Fans cheering as the flag is waived off as Kiel is motionless being wheeled off on a cart. One of the worst, most awkward moments I’ve seen.
— Mark Ennis (@MarkEnnis) September 25, 2015
The problem with that ruling: the NCAA still defines that as targeting.
Hits like Lanier’s on Kiel are the exact kind the targeting penalty was designed to remove from the game in the name of player safety. The NCAA rules (9-1-3 and 9-1-4) that outline the targeting penalty are rather involved, and you can view the entire explanation of them with examples and indicators on the American Football Coaches Association website, but here is the meat of it all:
Targeting and Initiating Contact with the Crown of the Helmet (Rule 9-1-3)
No player shall target and initiate contact against an opponent with the crown (top) of his helmet. When in question, it is a foul.
Targeting and Initiating Contact to Head or Neck Area of a Defenseless Player (Rule 9-1-4)
No player shall target and initiate contact to the head or neck area of a defenseless opponent with the helmet, forearm, fist, elbow or shoulder.
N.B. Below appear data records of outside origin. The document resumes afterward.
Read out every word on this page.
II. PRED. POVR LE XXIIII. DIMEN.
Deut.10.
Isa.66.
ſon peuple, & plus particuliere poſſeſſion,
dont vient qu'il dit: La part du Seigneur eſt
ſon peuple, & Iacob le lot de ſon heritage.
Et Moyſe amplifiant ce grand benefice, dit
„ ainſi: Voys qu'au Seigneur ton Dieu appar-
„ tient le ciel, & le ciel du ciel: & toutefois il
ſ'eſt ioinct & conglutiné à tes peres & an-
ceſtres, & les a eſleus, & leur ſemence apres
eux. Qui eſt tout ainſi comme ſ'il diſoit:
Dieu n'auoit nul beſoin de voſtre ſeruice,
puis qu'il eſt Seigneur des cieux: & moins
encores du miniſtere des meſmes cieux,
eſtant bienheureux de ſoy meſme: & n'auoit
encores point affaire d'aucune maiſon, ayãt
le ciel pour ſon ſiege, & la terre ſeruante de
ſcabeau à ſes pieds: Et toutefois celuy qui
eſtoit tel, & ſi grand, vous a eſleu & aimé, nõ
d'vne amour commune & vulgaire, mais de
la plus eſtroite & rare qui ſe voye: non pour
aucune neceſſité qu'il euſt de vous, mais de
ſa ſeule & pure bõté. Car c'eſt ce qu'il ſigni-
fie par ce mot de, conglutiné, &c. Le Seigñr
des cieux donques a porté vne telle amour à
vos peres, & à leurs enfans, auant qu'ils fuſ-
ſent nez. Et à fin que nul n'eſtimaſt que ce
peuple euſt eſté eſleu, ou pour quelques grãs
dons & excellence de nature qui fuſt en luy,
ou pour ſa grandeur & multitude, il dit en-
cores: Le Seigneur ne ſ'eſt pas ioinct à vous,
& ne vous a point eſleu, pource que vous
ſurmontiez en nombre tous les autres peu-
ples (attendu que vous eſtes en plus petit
When in question, it is a foul. (Rule 2-27-14)
Notice how it lists the shoulder as a body part a player cannot use to “target and initiate contact to the head or neck area of a defenseless opponent” in the definition for Rule 9-1-4? Because apparently the AAC officials on the field and in the booth that night in Memphis weren’t aware.
It seems clear that by launching himself towards the head of Kiel that Lanier fulfilled the NCAA definition of targeting with an “apparent intent that goes beyond making a legal tackle or a legal block or playing the ball.” Can you honestly say the same for the play involving Bolden?
The major point here is that targeting is the most convoluted penalty in college football, and it’s only second in inconsistency in all of sports because the NFL has absolutely NO idea what a catch is anymore (e.g., Golden Tate’s “touchdown” against the Bears Sunday vs. Tyler Eifert’s “non-touchdown” against the Ravens a few weeks ago).
And both rules are part of what is currently plaguing football right now: over-legislation.
The game is at a point where not just fans, but supposed experts can’t come to agreement on calls. How many times have you watched an NFL game and heard Mike Pereira or Mike Carey brought in to offer an opinion on a call and either disagree with the call made or be unable to 100 percent claim a call should go one way or another?
Folks, it shouldn’t be that hard. Especially now with the increased ability in the world to get calls correct via replay reviews and coach’s challenges.
Aside from the improbable finish, the main storyline from the Michigan State-Michigan game became officiating, despite it otherwise being another fantastic chapter in the rivalry. Missed and poor calls that hurt both teams ruled the day, and Jim Harbaugh didn’t shy away from saying as much, as Adam Biggers wrote for Today’s U.
It is unfortunate for a game like that to be marred by poor officiating.
It is shameful for a senior and team captain playing in his final game against a rival with conference and national title implications on the line to be robbed of that opportunity on that stage by poor officiating.
But it is inhuman to see the hit on Kiel and watch him lie motionless on the field, and yet be oblivious to the complete definition and application of the one rule that is supposed to be a safeguard to him in that situation.
I take no issue with the targeting rule as it is rooted in player safety. The perpetual inconsistencies in its implementation even with replay review, however, need to be addressed by the NCAA immediately.